Nakakahiya na rin!! First it was the Mexican people’s calling out Filipinos for our baffling beholdenness to the looks of their president Enrique Peña Nieto. Now we get a veiled lecture from Canadian Prime Minister Justin Trudeau to focus more on what is real rather than on the merely superficial.
I can only thank the hordes of netizens who “trended” the hashtag APEC hottie. Jesus Christ. It’s no wonder we elect so many dumb showbiz stars to lead us. A pretty European face is a big enough dopamine fix to divert intellectual faculties away from what is important and what matters.

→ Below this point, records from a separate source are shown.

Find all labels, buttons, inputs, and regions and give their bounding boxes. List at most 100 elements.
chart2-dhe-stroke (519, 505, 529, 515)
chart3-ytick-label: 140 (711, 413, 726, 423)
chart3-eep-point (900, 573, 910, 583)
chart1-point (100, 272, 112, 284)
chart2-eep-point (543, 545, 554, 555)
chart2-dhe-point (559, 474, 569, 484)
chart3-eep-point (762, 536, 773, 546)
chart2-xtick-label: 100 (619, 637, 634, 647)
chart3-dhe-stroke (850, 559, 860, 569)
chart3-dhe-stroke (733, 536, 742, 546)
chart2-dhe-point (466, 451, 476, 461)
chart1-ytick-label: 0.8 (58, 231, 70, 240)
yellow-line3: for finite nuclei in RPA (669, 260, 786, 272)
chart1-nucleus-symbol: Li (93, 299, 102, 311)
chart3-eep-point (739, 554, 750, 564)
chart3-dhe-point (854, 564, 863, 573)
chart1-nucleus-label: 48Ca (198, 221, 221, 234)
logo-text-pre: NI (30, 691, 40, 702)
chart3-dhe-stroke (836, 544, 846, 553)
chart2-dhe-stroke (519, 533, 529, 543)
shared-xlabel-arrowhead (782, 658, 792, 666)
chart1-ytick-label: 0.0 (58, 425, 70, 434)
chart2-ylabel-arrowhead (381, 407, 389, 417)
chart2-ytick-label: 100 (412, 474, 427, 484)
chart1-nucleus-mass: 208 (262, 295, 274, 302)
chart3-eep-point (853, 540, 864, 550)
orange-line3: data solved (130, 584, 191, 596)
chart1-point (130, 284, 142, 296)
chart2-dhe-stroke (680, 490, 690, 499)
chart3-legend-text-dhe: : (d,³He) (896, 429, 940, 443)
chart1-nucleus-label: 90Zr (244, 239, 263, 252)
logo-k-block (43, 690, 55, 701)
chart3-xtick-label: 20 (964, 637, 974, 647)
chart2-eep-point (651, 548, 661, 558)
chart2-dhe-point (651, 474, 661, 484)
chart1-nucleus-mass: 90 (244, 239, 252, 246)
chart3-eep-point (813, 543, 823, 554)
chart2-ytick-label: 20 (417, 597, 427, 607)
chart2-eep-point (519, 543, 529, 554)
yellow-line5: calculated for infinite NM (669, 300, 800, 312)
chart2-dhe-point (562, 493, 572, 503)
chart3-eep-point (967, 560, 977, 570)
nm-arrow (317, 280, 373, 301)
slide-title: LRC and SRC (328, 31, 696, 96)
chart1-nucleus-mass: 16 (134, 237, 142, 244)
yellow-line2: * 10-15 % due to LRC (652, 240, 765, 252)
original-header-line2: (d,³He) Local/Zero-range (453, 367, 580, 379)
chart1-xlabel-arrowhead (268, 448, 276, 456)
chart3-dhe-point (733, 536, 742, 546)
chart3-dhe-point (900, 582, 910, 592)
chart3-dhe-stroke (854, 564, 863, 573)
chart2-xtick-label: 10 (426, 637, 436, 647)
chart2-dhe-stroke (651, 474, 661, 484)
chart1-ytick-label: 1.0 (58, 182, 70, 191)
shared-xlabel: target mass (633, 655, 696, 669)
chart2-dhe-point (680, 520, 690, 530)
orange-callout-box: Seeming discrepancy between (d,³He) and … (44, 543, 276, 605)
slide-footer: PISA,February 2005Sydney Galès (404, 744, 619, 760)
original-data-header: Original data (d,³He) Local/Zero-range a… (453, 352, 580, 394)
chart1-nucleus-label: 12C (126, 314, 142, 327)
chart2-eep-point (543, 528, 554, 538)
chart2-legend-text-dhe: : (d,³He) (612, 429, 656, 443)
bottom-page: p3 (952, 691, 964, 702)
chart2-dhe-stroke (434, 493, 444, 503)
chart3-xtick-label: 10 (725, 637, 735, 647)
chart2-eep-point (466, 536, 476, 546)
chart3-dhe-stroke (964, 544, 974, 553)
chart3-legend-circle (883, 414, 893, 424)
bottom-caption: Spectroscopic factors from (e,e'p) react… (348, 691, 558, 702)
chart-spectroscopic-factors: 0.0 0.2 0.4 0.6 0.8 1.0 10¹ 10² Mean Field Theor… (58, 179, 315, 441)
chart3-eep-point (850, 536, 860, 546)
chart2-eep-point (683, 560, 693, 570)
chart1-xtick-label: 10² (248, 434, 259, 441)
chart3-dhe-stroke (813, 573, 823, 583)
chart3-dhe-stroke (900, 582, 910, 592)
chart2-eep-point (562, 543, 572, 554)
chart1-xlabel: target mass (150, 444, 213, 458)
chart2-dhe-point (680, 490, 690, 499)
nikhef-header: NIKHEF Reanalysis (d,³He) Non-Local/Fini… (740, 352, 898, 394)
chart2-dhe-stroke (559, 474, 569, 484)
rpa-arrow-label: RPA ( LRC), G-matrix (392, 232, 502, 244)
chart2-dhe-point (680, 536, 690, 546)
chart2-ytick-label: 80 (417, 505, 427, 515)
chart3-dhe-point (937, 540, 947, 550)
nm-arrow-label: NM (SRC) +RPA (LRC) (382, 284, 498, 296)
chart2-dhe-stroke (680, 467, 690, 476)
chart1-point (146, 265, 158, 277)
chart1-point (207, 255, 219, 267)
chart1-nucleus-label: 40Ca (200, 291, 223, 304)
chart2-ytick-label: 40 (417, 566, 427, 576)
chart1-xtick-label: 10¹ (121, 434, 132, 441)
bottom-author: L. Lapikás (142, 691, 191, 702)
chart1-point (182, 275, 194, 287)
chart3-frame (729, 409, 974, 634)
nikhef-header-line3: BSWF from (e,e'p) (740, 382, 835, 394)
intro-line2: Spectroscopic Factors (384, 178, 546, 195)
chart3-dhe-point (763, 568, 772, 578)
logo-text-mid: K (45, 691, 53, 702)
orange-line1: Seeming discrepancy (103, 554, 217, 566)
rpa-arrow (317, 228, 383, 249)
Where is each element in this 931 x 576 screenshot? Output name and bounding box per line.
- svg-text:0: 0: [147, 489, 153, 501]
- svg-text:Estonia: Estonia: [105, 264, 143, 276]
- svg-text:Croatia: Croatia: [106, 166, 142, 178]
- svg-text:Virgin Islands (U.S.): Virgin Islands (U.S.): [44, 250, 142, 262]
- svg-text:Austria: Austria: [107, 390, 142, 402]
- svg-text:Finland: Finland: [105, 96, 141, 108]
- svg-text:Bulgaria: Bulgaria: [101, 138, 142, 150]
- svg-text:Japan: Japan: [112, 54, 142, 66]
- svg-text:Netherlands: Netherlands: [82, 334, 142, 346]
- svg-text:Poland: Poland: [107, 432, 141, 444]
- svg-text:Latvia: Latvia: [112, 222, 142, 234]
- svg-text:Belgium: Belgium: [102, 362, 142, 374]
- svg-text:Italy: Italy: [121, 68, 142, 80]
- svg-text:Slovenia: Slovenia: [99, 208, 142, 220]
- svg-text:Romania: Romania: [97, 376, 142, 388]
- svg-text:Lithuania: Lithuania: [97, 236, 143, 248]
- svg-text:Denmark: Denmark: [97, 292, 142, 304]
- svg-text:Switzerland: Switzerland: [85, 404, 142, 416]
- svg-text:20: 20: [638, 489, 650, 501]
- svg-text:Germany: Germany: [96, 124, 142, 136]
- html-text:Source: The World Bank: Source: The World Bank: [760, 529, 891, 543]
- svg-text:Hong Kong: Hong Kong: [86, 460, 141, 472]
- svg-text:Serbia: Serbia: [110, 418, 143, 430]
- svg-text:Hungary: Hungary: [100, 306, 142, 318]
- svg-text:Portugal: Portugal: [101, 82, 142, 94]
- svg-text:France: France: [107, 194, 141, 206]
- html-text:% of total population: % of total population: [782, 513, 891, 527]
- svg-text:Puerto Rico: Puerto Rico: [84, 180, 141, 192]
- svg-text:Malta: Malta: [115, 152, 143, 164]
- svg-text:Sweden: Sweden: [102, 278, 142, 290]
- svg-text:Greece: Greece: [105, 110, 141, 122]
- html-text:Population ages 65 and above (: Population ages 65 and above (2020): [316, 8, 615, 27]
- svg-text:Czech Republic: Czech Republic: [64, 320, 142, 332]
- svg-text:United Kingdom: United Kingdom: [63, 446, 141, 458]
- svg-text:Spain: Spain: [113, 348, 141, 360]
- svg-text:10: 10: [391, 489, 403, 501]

It’s no wonder ditzes like Alma Moreno can actually seriously consider running for the Philippine Senate!
The difference here is that these “APEC Hotties” Filipinos are trying to cut down to the level of their vacuous celebs are, on the inside, the real deals.
Trudeau’s message to us already sounds all-too-familiar because it has been all too often repeated…
He went on to share a lesson he learned from his father – the late former Prime Minister Pierre Trudeau – to set aside “positive impressions that weren’t grounded in reality” and instead focus on “substance.”“What I also had to learn is that there were a lot of people who liked my father and liked me for reasons entirely unrelated to who I actually was, and I had to learn to set aside positive impressions that weren’t grounded in reality,” Trudeau said.
Positive impressions not grounded in reality.
The trouble with this manner with which we objectify people is that our perceptions of reality suffer. When we see a video of a kid dancing to the tune of “Happy” in the midst of the rubble left by Haiyan in Tacloban and slap the experience with the label “positive vibes”, we kind of ingrain it in our minds that everything will be alright now. And, guess what, important lessons remain unlearned. But, hey, that’s the “power of positivity” we are told by all these Chopran bozos that infest our social media timelines. We focus on possibilities rather than hindrances when we remain “positive”.
I don’t think so.
Just like the way the devil is in the detail, the lessons are in the negatives. The reason we work hard on getting a good education is because we recognize at the time we set out on that journey that our brains are emptyand have yet to be filled. We decide to get an education because of a tacit admission that the glass is half empty rather than live by the hubris of thinking that our brains are glasses that are half-full.
Justin Trudeau will likely win a Philippine election not just because Filipinas all over the archipelago will drop their panties for him but because he has a political pedigree, being the son of long-serving former Canadian Prime Minister Pierre Trudeau. Sounds familiar?
But did Justin Trudeau become the prime minister of Canada because of his looks or because of his pedigree? Perhaps there was a bit of that at work. But to suggest so as if those were the only criteria that matter in Canadian politics will likely insult Canadian voters to the bone. And Filipino voters? Filipino voters see no problem with being renowned for their penchant for voting on the basis of looks and pedigree platforms. (Obviously current Philippine President BS Aquino won on the basis of the latter)
And therein lies what sets apart the women from the teenage ditzes. Ditzes wear their ditziness with pride. Grown women look back to their years of being ditzes fondly but embrace their present self-assured maturity.
I suppose we could thank the paralysis Metro Manila suffered during this year’s APEC summit. When a mega-city like Manila grinds to a halt for an entire week, guess what, tens of millions of Filipinos are idled. And it goes without saying that idle minds spell trouble. But hey, I’ll put a positive spin to this mess and propose that at least these idle minds set themselves to the task of perving over Trudeau and Nieto. In other ghettoes around the world, idle minds fall prey to worse things — like the seductively radicalizing views of AK47-wielding false prophets.
In that regard, there is reason to be “thankful”. It could have been worse, right?